# Das neue System ist online!



## Dok (27. Februar 2002)

Ich hoffe das jetzt alles klappt!

Viel Spaß auf dem neuen Anglerboard!


----------



## Lorddoki (27. Februar 2002)

Hio !!

Ich wünsche allen Mitgliedern des Anglerboardes viel Spass mit der neuen Boardsoftware !!!!!

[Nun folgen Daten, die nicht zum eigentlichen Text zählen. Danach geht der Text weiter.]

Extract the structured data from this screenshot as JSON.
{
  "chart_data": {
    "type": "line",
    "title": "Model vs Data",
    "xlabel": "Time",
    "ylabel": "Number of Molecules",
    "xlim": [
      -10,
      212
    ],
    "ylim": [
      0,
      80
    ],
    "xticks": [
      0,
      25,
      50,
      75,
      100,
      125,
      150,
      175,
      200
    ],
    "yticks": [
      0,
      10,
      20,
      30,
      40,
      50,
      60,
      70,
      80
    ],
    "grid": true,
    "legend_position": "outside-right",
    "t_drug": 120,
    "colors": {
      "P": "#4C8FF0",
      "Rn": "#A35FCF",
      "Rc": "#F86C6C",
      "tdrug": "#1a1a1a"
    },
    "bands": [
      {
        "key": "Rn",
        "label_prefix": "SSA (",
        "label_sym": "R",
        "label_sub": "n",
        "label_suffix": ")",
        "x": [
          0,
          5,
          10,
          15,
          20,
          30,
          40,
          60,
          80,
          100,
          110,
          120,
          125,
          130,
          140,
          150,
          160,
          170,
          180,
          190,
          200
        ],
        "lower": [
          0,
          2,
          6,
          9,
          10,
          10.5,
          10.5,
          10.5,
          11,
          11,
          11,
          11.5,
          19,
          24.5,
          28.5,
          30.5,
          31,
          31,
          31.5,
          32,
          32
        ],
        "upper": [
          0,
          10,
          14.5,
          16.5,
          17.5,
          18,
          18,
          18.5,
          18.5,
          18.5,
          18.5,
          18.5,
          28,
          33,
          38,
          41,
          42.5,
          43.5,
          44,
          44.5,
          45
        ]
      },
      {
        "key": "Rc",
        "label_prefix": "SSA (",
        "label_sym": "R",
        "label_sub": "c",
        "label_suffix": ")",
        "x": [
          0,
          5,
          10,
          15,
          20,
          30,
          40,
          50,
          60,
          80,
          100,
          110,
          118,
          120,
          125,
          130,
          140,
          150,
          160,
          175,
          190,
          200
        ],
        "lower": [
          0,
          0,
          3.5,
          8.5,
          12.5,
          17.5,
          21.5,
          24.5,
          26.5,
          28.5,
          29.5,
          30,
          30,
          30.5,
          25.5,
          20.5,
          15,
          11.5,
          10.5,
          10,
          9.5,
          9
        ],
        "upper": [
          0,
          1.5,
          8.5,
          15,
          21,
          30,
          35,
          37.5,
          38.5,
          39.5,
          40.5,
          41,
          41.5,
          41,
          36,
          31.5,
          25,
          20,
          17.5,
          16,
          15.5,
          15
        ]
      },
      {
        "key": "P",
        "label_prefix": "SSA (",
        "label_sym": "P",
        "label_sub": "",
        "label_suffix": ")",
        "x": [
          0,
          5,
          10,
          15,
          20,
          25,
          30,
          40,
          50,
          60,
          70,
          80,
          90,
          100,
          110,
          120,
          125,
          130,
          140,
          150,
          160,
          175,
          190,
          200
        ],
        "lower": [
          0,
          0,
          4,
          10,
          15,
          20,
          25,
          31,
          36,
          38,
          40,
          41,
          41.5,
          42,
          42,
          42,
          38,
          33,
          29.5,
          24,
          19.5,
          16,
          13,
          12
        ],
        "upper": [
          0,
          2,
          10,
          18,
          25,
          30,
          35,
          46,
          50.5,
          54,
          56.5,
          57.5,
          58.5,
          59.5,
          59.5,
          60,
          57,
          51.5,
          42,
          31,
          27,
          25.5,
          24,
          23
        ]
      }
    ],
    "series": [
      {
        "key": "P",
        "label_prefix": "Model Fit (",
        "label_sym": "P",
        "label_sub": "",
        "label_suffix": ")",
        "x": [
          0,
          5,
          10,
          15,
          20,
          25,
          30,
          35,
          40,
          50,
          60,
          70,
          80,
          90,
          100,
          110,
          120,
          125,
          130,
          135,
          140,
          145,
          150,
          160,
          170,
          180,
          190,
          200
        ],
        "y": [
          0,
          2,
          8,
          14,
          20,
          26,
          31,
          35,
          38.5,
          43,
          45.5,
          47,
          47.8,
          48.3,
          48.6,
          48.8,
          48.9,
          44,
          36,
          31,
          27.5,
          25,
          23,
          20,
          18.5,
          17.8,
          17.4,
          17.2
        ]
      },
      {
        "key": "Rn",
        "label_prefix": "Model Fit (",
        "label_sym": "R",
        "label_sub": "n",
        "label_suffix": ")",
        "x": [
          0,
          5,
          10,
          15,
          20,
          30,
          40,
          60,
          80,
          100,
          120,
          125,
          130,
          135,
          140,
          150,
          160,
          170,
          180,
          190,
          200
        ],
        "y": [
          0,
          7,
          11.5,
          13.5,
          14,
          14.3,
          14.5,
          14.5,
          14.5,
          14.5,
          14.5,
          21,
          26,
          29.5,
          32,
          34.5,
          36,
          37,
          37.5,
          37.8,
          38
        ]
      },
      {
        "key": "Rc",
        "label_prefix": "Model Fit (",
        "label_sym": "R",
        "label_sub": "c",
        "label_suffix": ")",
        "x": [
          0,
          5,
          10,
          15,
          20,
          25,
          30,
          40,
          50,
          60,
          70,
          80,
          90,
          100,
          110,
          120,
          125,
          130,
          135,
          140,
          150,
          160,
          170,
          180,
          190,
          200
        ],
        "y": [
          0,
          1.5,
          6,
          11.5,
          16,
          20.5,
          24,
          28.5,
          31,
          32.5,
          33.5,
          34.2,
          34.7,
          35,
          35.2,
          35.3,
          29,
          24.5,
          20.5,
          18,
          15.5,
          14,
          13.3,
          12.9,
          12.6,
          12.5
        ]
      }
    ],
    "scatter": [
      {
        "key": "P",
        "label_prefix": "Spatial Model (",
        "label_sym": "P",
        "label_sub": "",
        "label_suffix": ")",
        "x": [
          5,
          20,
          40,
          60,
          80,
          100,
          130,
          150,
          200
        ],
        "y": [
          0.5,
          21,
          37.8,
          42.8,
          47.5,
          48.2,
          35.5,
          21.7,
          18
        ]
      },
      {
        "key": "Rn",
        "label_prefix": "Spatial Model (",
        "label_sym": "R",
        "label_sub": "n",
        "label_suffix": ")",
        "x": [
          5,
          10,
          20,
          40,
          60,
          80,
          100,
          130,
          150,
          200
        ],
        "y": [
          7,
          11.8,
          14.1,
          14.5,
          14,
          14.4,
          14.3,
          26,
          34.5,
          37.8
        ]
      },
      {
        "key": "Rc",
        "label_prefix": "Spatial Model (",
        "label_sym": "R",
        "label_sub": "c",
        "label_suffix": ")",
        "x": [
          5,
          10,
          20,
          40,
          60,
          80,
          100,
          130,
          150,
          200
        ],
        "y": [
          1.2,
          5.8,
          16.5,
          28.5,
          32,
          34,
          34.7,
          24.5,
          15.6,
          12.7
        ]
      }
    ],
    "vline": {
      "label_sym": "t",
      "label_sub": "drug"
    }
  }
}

Wenn Fehler auftreten sollten (Wir hoffen das nicht,dann einfach mail oder pn schreiben).



>>Weiter!


----------



## Meeresangler_Schwerin (27. Februar 2002)

Na super!
Ihr zwei seid die allergrößten.  :z


----------



## Albatros (27. Februar 2002)

Jo, spitzenmäßig und sehr schnell ist es#6 Man rauscht ja nur noch so durch das Board :z:z:z Habt Ihr echt klasse gemacht:m


----------



## Superingo (27. Februar 2002)

Hi Dok & Co
Habt Ihr echt spitze hinbekommen !!!
Aber warum sind alle Themen als neu gekennzeichnet #c


----------



## Dok (27. Februar 2002)

Das kommt durch den Import!
Aber wenn Du auf der Hauptseite "Alle Foren als gelesen..." klickts gehen die Lampen aus!


----------



## silurus (28. Februar 2002)

#h Hallo Alle miteinander!

Herzlichen Glückwunsch an die Macher zur gelungenen Neufassung des AB! Nachdem die ersten Kinderkrankheiten (Datum, keine Schreibberechtigung in diesem Thema) überwunden sind, läuft die ganze Sache sehr stabil, eine unglaubliche Leistung, in so kurzer Zeit ein so umfangreiches Forum komplett umzustellen. #v :z


----------



## Platti (28. Februar 2002)

Hi Leuts,

sieht prima aus. Habt ihr gut hingekriegt

Platti


----------



## Carpcatcher2001 (28. Februar 2002)

Jo, is alles super!!! :g  :g  :g 
Aber wo is das Stipperforum abgeblieben, oder bin ich nur zu blöd um es zu finden???? ;+  ;+


----------



## Dok (28. Februar 2002)

Ist jetzt zusammen mit dem Friedfischforum!


----------



## Schulti (28. Februar 2002)

Einfach Spitze!!!!


----------



## Guen (28. Februar 2002)

Jo ,ist super   !Habt Ihr klasse hinbekommen #6 !

Gruss Guen


----------



## Dorsch1 (28. Februar 2002)

Echt Klasse wie Ihr das hinbekommen habt.


----------



## Gator01 (28. Februar 2002)

Doch, echt Klasse und in der kurzen Zeit - Hut Ab :g


----------



## wodibo (1. März 2002)

Jungs, Ihr seid einfach Spitze!!!
Herzlichen Glückwunsch :m


----------



## Ace (1. März 2002)

Klasse das neue Board gefällt mir auf  :q Anhieb :q !!!
Viele schöne zusätzliche Funktionen.
Die Qualität dieses Forums ist einmalig.

 #v  G L Ü C K W U N S C H #v


----------



## kralle (29. März 2002)

*Ist ja ein Ding*

Hallo liebes Anglerboard Team,

schön zu sehen, das Ihr jetzt soooo ein tolles Board habt  :q  

Bis in Kürze......#6


----------